Now, I don't have the book, so I am not sure how $\displaystyle \bar{s}$ extends $\displaystyle s$ from variables to all terms. Usually, the structure A is responsible for assigning meaning to constants, function symbols and predicate symbols, and the environment s only maps variables to |A|. This means that to interpret terms, $\displaystyle \bar{s}$ must need information from A, so it should in fact be labeled with A: $\displaystyle \bar{s}_A$.

We fix arbitrary A and s and assume $\displaystyle \models_A(\exists x\,\phi)[s]$, i.e., $\displaystyle \models_A\phi[s(x|d)]$ for some $\displaystyle d\in|A|$. If $\displaystyle \bar{s}(c)$ were $\displaystyle d$, then we would have $\displaystyle \models_A\phi[s(x|\bar{s}(c))]$, and by the substitution lemma we could conclude $\displaystyle \models_A\phi^x_c[s]$. Then by assumption $\displaystyle \phi_c^x\models\psi$ we would have $\displaystyle \models_A\psi[s]$, as required.

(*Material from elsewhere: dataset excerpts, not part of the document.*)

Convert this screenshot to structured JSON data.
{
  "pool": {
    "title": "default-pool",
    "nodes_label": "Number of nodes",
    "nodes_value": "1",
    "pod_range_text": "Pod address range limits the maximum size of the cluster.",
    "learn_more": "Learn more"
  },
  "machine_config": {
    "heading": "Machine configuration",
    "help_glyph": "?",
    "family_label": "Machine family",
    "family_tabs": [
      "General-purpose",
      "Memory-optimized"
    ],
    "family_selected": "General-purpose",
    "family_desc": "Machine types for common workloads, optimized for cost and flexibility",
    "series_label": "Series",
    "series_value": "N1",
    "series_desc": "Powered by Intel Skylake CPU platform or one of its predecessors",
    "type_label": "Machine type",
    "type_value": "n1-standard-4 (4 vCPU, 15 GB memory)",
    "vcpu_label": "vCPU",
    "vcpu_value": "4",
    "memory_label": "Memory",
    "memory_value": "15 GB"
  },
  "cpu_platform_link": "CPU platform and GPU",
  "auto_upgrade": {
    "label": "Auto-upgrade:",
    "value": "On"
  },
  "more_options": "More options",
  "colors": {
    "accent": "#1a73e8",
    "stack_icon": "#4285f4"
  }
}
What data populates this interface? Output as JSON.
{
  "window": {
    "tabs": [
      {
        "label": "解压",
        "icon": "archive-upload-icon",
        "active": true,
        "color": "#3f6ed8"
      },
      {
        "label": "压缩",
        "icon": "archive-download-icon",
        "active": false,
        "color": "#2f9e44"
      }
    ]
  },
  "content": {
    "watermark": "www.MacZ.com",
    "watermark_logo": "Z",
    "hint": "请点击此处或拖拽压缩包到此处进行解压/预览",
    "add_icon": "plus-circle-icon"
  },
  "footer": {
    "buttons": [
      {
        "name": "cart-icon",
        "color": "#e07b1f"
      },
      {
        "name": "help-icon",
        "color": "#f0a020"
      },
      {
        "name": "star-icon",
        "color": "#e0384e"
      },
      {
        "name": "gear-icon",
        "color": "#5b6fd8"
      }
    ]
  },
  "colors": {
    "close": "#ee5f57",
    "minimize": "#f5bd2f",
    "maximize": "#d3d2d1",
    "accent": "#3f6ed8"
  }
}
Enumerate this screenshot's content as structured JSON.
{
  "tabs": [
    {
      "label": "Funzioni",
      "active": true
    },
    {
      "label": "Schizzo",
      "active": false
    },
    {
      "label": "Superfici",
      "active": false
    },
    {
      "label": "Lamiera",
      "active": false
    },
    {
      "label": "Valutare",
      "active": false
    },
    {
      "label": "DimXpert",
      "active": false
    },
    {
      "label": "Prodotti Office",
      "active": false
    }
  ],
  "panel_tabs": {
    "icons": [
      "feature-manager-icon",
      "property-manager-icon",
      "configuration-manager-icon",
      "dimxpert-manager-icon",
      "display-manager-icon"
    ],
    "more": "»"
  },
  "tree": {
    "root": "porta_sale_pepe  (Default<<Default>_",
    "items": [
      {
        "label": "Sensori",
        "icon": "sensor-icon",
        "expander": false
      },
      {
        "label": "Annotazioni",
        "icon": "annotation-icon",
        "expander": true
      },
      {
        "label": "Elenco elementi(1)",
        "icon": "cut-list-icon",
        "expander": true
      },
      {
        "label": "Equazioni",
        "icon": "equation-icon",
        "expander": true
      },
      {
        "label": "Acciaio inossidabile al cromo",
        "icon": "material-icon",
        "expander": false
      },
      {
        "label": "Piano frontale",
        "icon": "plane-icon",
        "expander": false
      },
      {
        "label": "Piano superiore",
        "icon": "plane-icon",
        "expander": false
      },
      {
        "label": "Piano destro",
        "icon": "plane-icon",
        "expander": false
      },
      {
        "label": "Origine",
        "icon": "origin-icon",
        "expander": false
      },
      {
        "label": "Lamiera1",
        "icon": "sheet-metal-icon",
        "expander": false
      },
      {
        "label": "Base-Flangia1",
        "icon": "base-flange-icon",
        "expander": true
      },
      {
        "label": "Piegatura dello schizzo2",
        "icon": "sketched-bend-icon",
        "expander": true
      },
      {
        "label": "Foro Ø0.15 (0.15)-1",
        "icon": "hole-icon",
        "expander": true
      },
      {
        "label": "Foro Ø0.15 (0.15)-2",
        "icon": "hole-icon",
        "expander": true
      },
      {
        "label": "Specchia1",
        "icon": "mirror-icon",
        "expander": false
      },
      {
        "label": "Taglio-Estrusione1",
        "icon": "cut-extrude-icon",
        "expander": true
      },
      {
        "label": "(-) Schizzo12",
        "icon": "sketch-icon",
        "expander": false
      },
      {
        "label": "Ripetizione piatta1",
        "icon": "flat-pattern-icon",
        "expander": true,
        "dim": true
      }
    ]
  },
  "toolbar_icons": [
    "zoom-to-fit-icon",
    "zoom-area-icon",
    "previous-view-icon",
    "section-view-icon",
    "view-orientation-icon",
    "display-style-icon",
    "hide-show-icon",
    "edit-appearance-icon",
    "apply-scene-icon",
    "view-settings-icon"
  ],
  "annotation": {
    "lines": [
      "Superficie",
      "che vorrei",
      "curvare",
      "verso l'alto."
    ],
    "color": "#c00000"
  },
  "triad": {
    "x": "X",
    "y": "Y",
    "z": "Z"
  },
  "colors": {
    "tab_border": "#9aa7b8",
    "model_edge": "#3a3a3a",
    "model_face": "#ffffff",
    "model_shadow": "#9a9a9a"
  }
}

However, $\displaystyle \bar{s}(c)$ is in fact $\displaystyle \bar{s}_A(c)$, and since $\displaystyle c$ does not occur in $\displaystyle \phi$ or $\displaystyle \psi$, there is no reason why $\displaystyle A$ has to interpret $\displaystyle c$ at all, and if it does, it may interpret it as something different then the witness for $\displaystyle x$ in $\displaystyle \exists x\,\phi$. Therefore, we have to modify the structure $\displaystyle A$ by mapping $\displaystyle c$ to $\displaystyle d$: this is what I denoted by $\displaystyle A(c|d)$. Let $\displaystyle B=A(c|d)$. Then $\displaystyle \models_A\phi[s(x|d)]$ implies $\displaystyle \models_{B}\phi[s(x|d)]$ by Lemma 2 from post #2 (which is pretty obvious), i.e., $\displaystyle \models_B\phi[s(x|\bar{s}_B(c))]$, and you can use the substitution lemma.